O correspondente na China do jornal NRC, Oscar Garschagen:

Parece que ultimamente a China confucionista e comunista descobriu o Cristo. Qualquer edifício com pretensões, hipermercado ou hotel estão desde Novembro decorados com plástico a imitar musgo, com estrelinhas, trenós e pais-natais barbudos. Tudo made in China. Mas uma verdadeira cena bíblica, como o presépio, nada, nem uma!

Em Xangai as empregadas de restaurante  saúdam os clientes - e não somente os clientes estrangeiros - com risinhos nervosos acompanhados de um ganido que quer vagamente dizer ‘Merry Christmas’. Na rua das lojas, iluminada e decorada com enormes árvores de natal de plástico, houve-se um muzak que com algum esforço reconhecemos a melodia da Noite de Paz.

Será que os chineses deram em católicos? As aparências iludem, sobretudo nas grandes cidades. Apesar da enorme atenção dada ao Natal ninguém conhece a origem, quanto mais as consideráveis diferenças entre protestantes, católicos e judeus. Até mesmo a minha professora de chinês, casada com um holandês, não sabe quem é Jesus. Contar-lhe em mandarim a viagem da virgem Maria e São José para Belém, é para mim um excelente exercício.
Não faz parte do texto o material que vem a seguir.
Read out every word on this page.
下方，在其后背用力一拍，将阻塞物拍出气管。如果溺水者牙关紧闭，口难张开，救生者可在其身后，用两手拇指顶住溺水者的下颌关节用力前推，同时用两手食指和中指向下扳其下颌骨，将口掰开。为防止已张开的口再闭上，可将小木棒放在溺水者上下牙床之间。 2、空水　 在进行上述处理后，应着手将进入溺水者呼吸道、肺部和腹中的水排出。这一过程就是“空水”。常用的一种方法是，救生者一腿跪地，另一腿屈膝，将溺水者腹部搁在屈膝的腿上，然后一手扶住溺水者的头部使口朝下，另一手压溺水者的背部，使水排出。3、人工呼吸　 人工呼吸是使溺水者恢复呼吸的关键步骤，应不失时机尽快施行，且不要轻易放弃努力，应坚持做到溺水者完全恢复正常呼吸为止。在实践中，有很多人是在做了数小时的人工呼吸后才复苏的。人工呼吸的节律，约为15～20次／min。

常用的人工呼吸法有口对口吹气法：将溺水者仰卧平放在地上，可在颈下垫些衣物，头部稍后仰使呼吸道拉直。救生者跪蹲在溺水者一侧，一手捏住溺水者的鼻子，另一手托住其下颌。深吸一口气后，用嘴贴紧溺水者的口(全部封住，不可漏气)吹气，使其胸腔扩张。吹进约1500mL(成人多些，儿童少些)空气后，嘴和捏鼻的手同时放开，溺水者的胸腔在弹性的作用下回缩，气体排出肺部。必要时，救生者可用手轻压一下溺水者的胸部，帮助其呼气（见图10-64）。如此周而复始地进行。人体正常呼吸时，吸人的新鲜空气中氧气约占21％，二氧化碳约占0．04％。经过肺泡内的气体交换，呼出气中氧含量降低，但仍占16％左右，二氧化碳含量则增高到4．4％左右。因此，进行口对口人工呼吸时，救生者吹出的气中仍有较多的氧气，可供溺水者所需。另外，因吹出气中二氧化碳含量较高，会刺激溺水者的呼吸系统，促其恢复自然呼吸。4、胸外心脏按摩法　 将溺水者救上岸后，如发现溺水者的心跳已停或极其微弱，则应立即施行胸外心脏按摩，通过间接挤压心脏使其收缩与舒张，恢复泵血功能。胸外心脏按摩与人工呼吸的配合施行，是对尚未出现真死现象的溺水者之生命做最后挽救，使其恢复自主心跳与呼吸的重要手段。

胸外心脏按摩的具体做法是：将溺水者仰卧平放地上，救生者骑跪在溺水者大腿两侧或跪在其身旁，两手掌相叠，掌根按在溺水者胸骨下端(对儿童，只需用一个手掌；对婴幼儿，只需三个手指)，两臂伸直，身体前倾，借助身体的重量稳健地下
Os fracos conhecimentos da Bíblia são o produto do ensino chinês, onde as crianças continuam a aprender que a religião é um disparate não-científico, ou, como dizia Marx, ópio para o povo. Mas apesar de tudo há um aspecto religioso ligado ao aumento da popularidade das festividades natalícias na China. Segundo dados oficiais, o número de cristãos praticantes quadruplicou nos últimos 15 anos e são hoje 120 milhões de crentes. Numa cidade como Wenzhou, que com quase 2000 igrejas é conhecida como a Jerusalém chinesa, respira-se um ar feliz e de devoção. Na noite de Natal e nos dias a seguir as igrejas oficiais em Xangai, Guangzhou e Pequim encontram-se repletas, todos os lugares foram reservados de antemão.

O escritor americano de origem chinesa Tom Doctoroff, constata que os chineses vêem o Cristo simplesmente como um entre muitos deuses: um santo que, não vá o Diabo tecê-las, convém venerar para evitar todo o tipo de desgraças. Pragmatismo não lhes é estranho quando se trata de precaver um futuro abastado e saudável.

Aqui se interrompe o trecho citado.